> -----Original Message-----
> From: Noel Chiappa [mailto:[email protected]]
> Sent: Monday, November 22, 2010 9:08 PM
> To: [email protected]
> Cc: [email protected]
> Subject: Re: [rrg] rrg-design-goals-04 - we should write something much
> better

> I'm curious about how this strong desire on your part interacts with
> your
> prior comments about IPv6. Isn't widespread IPv6 deployment on an end-
> end
> basis likely to dramatically increase (aka immediately come close to
> doubling) the size of the routing table you have to support - and then
> some,
> with the PI policy for IPv6 addreses?
>
[WES] yes it will increase it. Probably not exactly double owing to 
efficiencies gained by larger block sizes that should allow most networks to 
only need one, but your point is still accurate especially since we don't have 
a good solution for TE or multihoming that doesn't involve deaggregation yet. 
However, I view this IPv6-driven routing table growth as a foregone conclusion, 
and my view is that it's going to be easier to make changes to an IPv6 stack 
than it is the IPv4. This is especially true when you consider that the same 
widgets in the network today that will never support IPv6 are equally unlikely 
to get any updates to support something like ILNP. Then, as IPv6 gains critical 
mass and it becomes more obvious that the IPv4 game is largely over, you will 
start to get more and more people saying, "why should I change IPv4? It 
basically works (as well as it's going to) and I can't grow my network on IPv4, 
so why should I invest any more money in it?" Therefore, I'd rath
 er concentrate where we get the biggest long-term advantage. We telco people 
have a buzzword bingo phrase for it - cap and grow.

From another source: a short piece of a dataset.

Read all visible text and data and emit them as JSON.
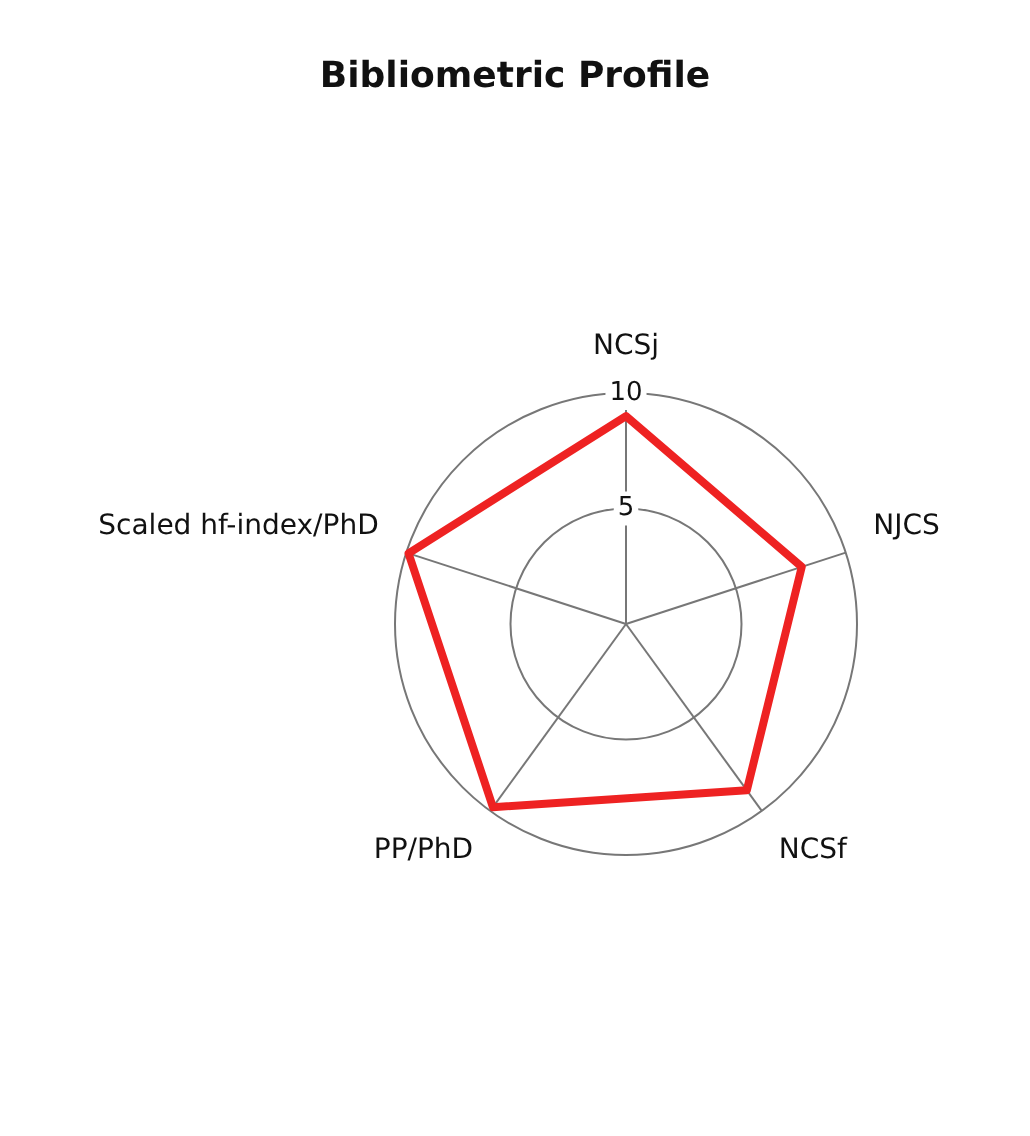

> (Yes, something like ILNP might eventually help, but it will take time
> to get
> it implemented, and rolled out to hosts, by which time the routing
> table size
> increase will have left the barn...)

[WES] Yes. Hence my sense of urgency on forward progress. Ideally we should 
have solved this problem in, oh, 2006 when the original concerns were raised, 
and had it ready so that as everyone was madly updating things in the last 
couple of years to support IPv6, we got this in the same update. Oh, and while 
we're asking for impossible things, I'd also like a Ferrari and a supermodel 
mechanic to keep it running. ;-)
The best I can hope for is that ILNP's (or something else's) benefits start to 
show up in parallel with the routing table growth, but I'm under no illusion 
that this will be easy or fast.

>
> Wouldn't some sort of 'mixed' architecture (something like Comcast) be
> better,
> from that combined perspective?
[WES] Please clarify what you mean by this.